Unterdessen äußerte sich Andrew Bailey, Gouverneur der Bank of England, diese Woche in der Financial Times entgegenkommender gegenüber einer finanziellen Zukunft, die Stablecoins einschließt, und schlug vor:„Es ist zumindest teilweise möglich, Geld von der Kreditvergabe zu trennen, indem Banken und Stablecoins nebeneinander existieren und Nichtbanken einen größeren Teil der Kreditvergaberolle übernehmen.“ Er hat zuvor betont, dass Stablecoins „den Test der Einheitlichkeit des Geldes bestehen“ müssen, um sicherzustellen, dass ein Pfund immer einem Pfund entspricht (etwas, das nicht garantiert werden kann, wenn eine Währung durch riskante Vermögenswerte gedeckt ist).
Dies ist nicht nur Vorsicht um der Vorsicht willen – es hat sowohl in der Geschichte als auch in den jüngsten Ereignissen seinen Ursprung.
Während der Ära des freien Bankwesens in den USA Mitte des 19. Jahrhunderts konnten staatlich anerkannte Banken ohne große Aufsicht ihr eigenes Papiergeld (Banknoten) ausgeben. Diese „Wildcat-Banken“ gaben oft mehr Banknoten aus, als sie einlösen konnten, insbesondere wenn es zu einer wirtschaftlichen Krise kam – was bedeutete, dass die Besitzer dieser Banknoten feststellten, dass sie das Papier, auf dem sie gedruckt waren, nicht wert waren.
Ein viel jüngeres Beispiel ist der Zusammenbruch von TerraUSD (UST) im Mai 2022. Terra war ein sogenannter Stablecoin, der seinen Wert 1:1 an den US-Dollar gekoppelt halten sollte. In der Praxis stützte man sich auf Algorithmen und Reserven, die sich als fragil erwiesen. Als das Vertrauen nachließ, verlor UST seine Bindung und fiel innerhalb weniger Tage von 1 US-Dollar auf nur noch 10 Cent. Der Absturz vernichtete einen Wert von über 40 Milliarden US-Dollar (rund 29 Milliarden Pfund) und erschütterte das Vertrauen in den gesamten Stablecoin-Sektor.
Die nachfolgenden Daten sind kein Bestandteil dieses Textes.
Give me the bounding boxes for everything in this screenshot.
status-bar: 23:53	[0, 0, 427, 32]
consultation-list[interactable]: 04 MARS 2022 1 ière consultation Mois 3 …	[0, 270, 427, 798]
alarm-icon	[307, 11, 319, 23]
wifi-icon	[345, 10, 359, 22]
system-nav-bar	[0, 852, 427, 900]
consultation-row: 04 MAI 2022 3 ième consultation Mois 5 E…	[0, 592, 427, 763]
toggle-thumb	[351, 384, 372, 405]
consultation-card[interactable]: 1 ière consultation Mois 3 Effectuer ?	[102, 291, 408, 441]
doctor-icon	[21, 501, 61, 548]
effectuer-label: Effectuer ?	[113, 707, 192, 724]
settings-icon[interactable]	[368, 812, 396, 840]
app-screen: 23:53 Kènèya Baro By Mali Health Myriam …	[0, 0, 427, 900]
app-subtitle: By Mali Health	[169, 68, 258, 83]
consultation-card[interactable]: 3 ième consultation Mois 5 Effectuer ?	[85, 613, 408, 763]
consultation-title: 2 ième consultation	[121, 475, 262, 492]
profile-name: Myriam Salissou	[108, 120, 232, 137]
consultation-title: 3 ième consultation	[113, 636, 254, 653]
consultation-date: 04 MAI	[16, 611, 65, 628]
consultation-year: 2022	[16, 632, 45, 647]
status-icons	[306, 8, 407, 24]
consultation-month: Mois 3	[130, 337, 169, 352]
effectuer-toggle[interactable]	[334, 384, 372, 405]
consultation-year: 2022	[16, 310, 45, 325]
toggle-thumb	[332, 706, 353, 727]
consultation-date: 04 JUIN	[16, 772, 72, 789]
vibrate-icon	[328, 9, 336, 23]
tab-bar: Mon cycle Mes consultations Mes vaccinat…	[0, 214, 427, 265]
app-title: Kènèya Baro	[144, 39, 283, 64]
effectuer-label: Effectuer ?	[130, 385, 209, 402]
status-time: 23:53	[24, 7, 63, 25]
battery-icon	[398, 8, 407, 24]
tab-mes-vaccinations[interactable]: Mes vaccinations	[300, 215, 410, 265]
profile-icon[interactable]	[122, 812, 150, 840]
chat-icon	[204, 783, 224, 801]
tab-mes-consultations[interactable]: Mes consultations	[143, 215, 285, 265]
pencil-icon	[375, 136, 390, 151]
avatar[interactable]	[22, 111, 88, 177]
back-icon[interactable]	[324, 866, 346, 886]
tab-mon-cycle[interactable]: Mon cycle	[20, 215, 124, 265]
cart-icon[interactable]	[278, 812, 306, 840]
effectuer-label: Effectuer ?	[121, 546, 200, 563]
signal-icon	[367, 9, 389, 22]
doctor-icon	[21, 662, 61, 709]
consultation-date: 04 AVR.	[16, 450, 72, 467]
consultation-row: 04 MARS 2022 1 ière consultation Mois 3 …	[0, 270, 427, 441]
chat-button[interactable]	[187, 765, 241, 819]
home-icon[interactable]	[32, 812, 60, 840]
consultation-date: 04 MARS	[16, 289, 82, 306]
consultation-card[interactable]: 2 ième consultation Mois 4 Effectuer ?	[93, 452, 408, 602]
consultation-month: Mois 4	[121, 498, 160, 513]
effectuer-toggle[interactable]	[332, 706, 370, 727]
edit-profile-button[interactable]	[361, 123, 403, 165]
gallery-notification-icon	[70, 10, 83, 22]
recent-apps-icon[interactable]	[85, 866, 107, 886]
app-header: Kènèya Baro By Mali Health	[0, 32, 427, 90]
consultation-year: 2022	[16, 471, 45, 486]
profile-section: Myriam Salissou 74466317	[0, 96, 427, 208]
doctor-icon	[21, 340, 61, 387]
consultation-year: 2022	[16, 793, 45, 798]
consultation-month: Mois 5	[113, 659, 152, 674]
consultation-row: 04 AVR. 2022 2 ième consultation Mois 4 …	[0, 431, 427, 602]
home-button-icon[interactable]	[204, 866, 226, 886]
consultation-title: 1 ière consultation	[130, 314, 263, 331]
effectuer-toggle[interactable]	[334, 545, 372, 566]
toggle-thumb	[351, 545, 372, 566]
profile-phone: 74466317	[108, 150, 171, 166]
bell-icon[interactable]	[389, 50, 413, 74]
Aber Baileys Krypto-Vorsicht erstreckt sich auch auf CBDCs. In seiner jüngsten Rede im Mansion House sagte der Gouverneur der Bank of England, er sei nach wie vor nicht von der Notwendigkeit eines „Britcoin“-CBDC überzeugt, solange sich Verbesserungen der Bankzahlungssysteme (z. B. Banküberweisungen schneller, billiger und benutzerfreundlicher) als wirksam erweisen.
Letztlich ist die Form unseres Geldes in Zukunft weniger eine Frage der Technologie als vielmehr des Vertrauens. In seinen neuesten Leitlinien unterstreicht der IWF die Notwendigkeit, das Vertrauen der Öffentlichkeit zu gewinnen und nicht anzunehmen, indem Bürger, Überwachungsgruppen und unabhängige Experten in die CBDC-Gestaltung einbezogen werden, anstatt es den Zentralbanken oder großen Technologieunternehmen einseitig mitzugestalten.
Wenn es richtig gemacht wird, könnte digitales Geld integrativer, transparenter und effizienter sein als heutige Systeme. Aber diese Zukunft ist nicht garantiert. Der Code wird bereits geschrieben – die Frage ist:von wem und mit welchen Werten?
22:09 Uhr, 10. Oktober 2025:Dieser Artikel wurde nach der Veröffentlichung aktualisiert, um ein Zitat zu entfernen, das ein Leser als irrtümlich verwendet hervorgehoben hatte.